Håkan Malmberg maintained that he had not seen Klara Lovisa since her departure from the team, only caught sight of her in town on a few occasions. His statements were careful, but below the doctored summary Lindell could detect his irritation, or how he, in September the year before, had become really indignant.

“It was in the middle of tournament play, and Klovisa was a real cog,” the coach asserted. “It didn’t feel right at all that she just packed up and left.”

He could not give any reasonable explanation for her unexpected defection, but was not particularly surprised. At that age many players suddenly gave up sports.

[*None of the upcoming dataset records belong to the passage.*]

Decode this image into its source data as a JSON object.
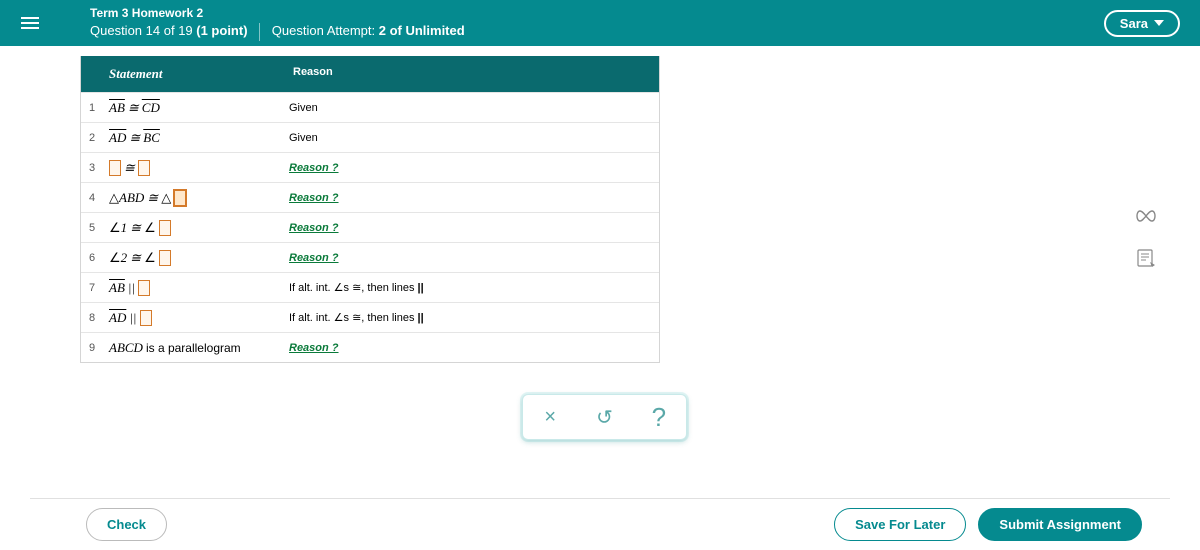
{
  "header": {
    "assignment_title": "Term 3 Homework 2",
    "question_prefix": "Question ",
    "question_num": "14",
    "question_of": " of 19 ",
    "points": "(1 point)",
    "attempt_label": "Question Attempt: ",
    "attempt_value": "2 of Unlimited",
    "user_name": "Sara"
  },
  "table": {
    "head_statement": "Statement",
    "head_reason": "Reason",
    "rows": [
      {
        "n": "1",
        "stmt_type": "seg_cong_seg",
        "a": "AB",
        "b": "CD",
        "reason_type": "text",
        "reason": "Given"
      },
      {
        "n": "2",
        "stmt_type": "seg_cong_seg",
        "a": "AD",
        "b": "BC",
        "reason_type": "text",
        "reason": "Given"
      },
      {
        "n": "3",
        "stmt_type": "blank_cong_blank",
        "reason_type": "link",
        "reason": "Reason ?"
      },
      {
        "n": "4",
        "stmt_type": "tri_cong_triblank",
        "a": "ABD",
        "reason_type": "link",
        "reason": "Reason ?"
      },
      {
        "n": "5",
        "stmt_type": "ang_cong_angblank",
        "a": "1",
        "reason_type": "link",
        "reason": "Reason ?"
      },
      {
        "n": "6",
        "stmt_type": "ang_cong_angblank",
        "a": "2",
        "reason_type": "link",
        "reason": "Reason ?"
      },
      {
        "n": "7",
        "stmt_type": "seg_par_blank",
        "a": "AB",
        "reason_type": "altint",
        "reason_pre": "If alt. int. ",
        "reason_mid": "s ≅, then lines  ",
        "par": "||"
      },
      {
        "n": "8",
        "stmt_type": "seg_par_blank",
        "a": "AD",
        "reason_type": "altint",
        "reason_pre": "If alt. int. ",
        "reason_mid": "s ≅, then lines  ",
        "par": "||"
      },
      {
        "n": "9",
        "stmt_type": "plain",
        "text": "ABCD",
        "after": " is a parallelogram",
        "reason_type": "link",
        "reason": "Reason ?"
      }
    ]
  },
  "toolbar": {
    "close": "×",
    "undo": "↺",
    "help": "?"
  },
  "side": {
    "infinity": "∞",
    "notes": "notes"
  },
  "footer": {
    "check": "Check",
    "save": "Save For Later",
    "submit": "Submit Assignment"
  }
}
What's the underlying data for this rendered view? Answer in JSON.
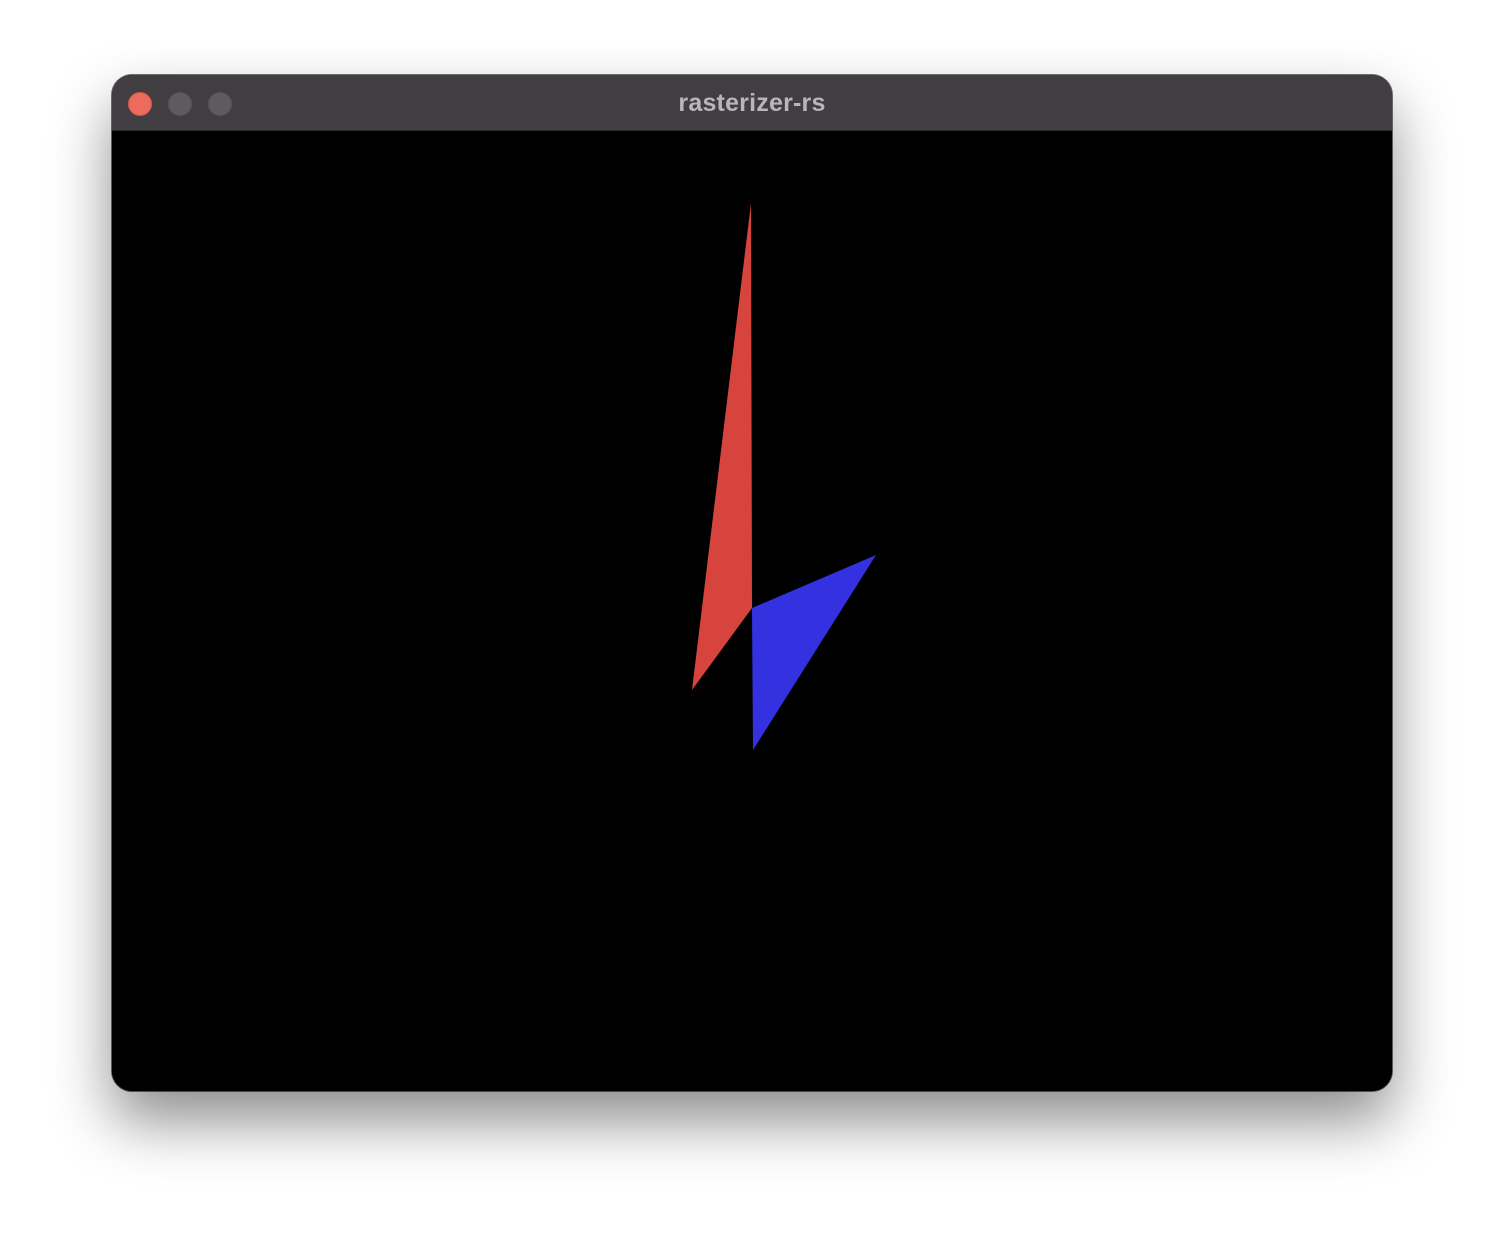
{
  "window": {
    "title": "rasterizer-rs",
    "controls": {
      "close_color": "#ec6a5e",
      "minimize_color": "#5d5b5d",
      "zoom_color": "#5d5b5d"
    }
  },
  "scene": {
    "background": "#000000",
    "triangles": [
      {
        "name": "red-triangle",
        "color": "#d6443d"
      },
      {
        "name": "blue-triangle",
        "color": "#3432e0"
      }
    ]
  }
}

At last Lindell asked the question about what relationship Fredrik Johansson and Klara Lovisa had.

“Is it him? The hell you say! That fucking weasel.”

“What do you mean?”

“I couldn’t deal with him, he was sick in the head, and not especially good either. And then his godawful staring at the girls on the team. He was…”

The continuation drowned in the noise that surrounded Malmberg. Lindell thought it sounded like a whole convoy of trucks passing. She suggested that he should move to a quieter place.

“My battery is low,” Malmberg asserted.

“When are you coming to Uppsala?” Lindell shouted.

“In a few days,” came the garbled response.

“Call me then!”

“Okay,” said Malmberg and ended the call.

***

Lindell set her phone down on the shelf next to the window. When the call from Malmberg came she had been staring out the window. The heat of the past few days had built up for a proper discharge and now it was pouring down with tropical intensity. The heavy raindrops pattered against the window and the rumbling from the thunderstorm that was first visible as a dark front toward the west was coming closer and closer.

The rain transported her in time and space, to the backyard in the house in Ödeshög, with the rain pouring over her naked body. Her mother stood in the patio door yelling that she would catch pneumonia but Ann could not hear in the thunder, or did not want to hear. She turned her back, shut her eyes and ears, closed everything out, and extended her arms to the sky.

She was seven years old. In the fall she would be starting school. It was a trivial memory, but her earliest one. Many people could recount experiences at an early age in detail, but this storm, the feeling of the rain that whipped her goose-pimply skin and how she felt herself being transformed, was her first real recollection from childhood.

There were other fragments, but the storm of that summer day was her first coherent memory, where she could recall that she had a thought of her own. There was also defiance. Her mother was powerless, she did not want to go out in the pouring rain. Ann was only five meters away, but inaccessible.

She sensed that the talk about pneumonia, which she understood was a disease, was just talk. She did not think she would get sick. On the contrary, the rain would make her healthier.

But if she were to go out naked now and stand in the inner courtyard of the police building and defy both weather and convention, she was not sure the same feeling of purity and liberation would come over her. The innocence of childhood was gone.